When the United States removed one of Burma’s most prominent businessmen, Win Aung, from the Specially Designated Nationals (SDN) list last week, other blacklisted tycoons surely sent silent prayers that they would be next in line for removal from the list that bars them from business with their American counterparts.
Many of Burma’s wealthy businessmen and women were awarded the dishonor thanks to their links to the former military regime, often for using their connections to notorious hardliners for personal financial gain. But if the United States was ready to forgive Win Aung, who according to a 2007 US diplomatic cable published by Wikileaks supported the Than Shwe regime and “used his contacts with the senior generals to amass and maintain his fortune,” why wouldn’t the rest of them be eligible for removal from the list?
What is most encouraging for the so-called “cronies” is the fast-tracked approach of reengagement with the Burmese government since President Thein Sein assumed power in 2011. The United States began to ease its near-total ban on business with Burma in 2012, and Win Aung is the first businessman to be removed from the SDN list after relations started to warm. While two others have been added to the list—Lt-Gen Thein Htay was blacklisted in 2013 for involvement in arms deals with North Korea, and ruling party lawmaker Aung Thaung was added last year for undermining reforms and “perpetuating violence”—none of Burma’s business elites have since been added to America’s wall of shame.
Hence, delisting Win Aung, a well-connected tycoon and head of Burma’s largest business association, the Union of Myanmar Federation of Chambers of Commerce and Industry (UMFCCI), could indicate that the United States is eager to do business in Burma so as not to fall behind other Western markets rushing to invest.
The US Treasury Department said in a statement that Win Aung was delisted because he had “taken steps to support reform.” With little further explanation or context, this statement could mean just about anything. For instance, this could easily be interpreted as, “we don’t care what you did in the past, so long as you aren’t connected to North Korea. Just mind your business, we’ll embrace you.”

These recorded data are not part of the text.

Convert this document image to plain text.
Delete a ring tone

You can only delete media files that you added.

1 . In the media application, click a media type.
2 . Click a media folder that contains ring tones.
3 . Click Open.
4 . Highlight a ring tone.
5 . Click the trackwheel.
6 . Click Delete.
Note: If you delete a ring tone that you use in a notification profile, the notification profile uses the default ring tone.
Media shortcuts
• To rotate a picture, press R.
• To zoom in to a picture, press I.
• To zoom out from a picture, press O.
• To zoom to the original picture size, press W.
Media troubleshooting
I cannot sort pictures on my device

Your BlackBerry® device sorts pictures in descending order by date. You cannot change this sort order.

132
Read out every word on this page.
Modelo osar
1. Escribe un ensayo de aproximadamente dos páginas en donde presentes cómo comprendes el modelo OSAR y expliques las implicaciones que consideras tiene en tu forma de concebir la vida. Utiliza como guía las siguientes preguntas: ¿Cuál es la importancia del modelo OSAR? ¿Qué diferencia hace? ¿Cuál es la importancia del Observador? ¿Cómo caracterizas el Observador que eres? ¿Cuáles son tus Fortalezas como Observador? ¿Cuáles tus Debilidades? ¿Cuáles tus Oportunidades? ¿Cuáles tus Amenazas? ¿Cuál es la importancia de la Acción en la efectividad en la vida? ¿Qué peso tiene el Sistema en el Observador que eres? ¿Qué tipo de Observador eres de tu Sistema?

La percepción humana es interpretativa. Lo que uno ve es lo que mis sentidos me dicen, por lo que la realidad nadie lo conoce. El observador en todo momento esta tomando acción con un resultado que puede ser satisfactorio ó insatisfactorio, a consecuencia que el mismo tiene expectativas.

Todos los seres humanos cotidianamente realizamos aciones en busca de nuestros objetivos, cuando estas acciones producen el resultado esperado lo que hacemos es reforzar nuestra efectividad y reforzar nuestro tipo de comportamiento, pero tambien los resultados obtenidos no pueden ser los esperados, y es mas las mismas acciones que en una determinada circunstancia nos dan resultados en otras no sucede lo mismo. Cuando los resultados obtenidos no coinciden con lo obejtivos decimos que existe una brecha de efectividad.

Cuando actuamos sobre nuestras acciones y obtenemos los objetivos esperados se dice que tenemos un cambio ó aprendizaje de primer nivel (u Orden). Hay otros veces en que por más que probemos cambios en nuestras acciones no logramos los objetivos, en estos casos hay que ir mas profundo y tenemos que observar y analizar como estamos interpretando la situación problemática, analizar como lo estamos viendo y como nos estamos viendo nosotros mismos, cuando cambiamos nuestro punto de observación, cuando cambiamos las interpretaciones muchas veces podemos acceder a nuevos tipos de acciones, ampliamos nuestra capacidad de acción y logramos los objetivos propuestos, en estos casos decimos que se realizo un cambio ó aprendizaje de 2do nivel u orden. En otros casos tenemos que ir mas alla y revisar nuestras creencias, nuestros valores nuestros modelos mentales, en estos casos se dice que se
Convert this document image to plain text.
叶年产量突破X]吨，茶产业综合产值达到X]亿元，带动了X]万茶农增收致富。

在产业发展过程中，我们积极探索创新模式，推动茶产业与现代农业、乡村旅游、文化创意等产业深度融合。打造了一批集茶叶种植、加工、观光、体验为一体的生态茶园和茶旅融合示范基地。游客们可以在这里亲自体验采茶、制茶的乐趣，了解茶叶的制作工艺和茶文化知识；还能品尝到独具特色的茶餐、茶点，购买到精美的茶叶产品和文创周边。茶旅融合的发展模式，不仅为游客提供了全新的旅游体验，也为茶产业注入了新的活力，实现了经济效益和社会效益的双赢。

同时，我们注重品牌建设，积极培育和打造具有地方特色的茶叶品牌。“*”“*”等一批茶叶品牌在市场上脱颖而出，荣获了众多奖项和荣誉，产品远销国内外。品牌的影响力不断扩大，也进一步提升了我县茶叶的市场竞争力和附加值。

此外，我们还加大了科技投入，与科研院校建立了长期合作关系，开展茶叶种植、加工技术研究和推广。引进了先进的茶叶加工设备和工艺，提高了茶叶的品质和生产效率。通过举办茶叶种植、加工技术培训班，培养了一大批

Choosing Win Aung for delisting is interesting for a few reasons, as there are other big-business cronies on the list that might have been just as good as a starting point. But it’s possible that he was delisted because he is chairman of the UMFCCI, which represents more than 10,000 domestic companies.
If the US Treasury intends to remove more businesspeople from the list, which it appears inclined to do, it should be mindful that many of those people are highly suspected of involvement in drug trafficking and money laundering—crimes that were pervasive under the former regime, and from which they are still reaping benefit.
These cronies have disguised themselves as businesspeople; construction, trading, you name it. Many have ties to some ethnic militias notorious for drug-running along Burma’s eastern border. Hopefully, the US government takes these allegations seriously, and doesn’t want its own entrepreneurs entering into deals with drug kingpins in suits.
And then there are others on the list with known links to human rights abuse, land confiscation and environmental damage. Win Aung could be considered one of them, as he was granted enormous logging concessions in protected areas under the former regime.
That being the case, the US Treasury ought to take great care in approving “businesspeople” for removal from the blacklist. If not, it could—inadvertently or otherwise—be helping the bad guys get rich while the rest are left to suffer the consequences of decades of irresponsible business.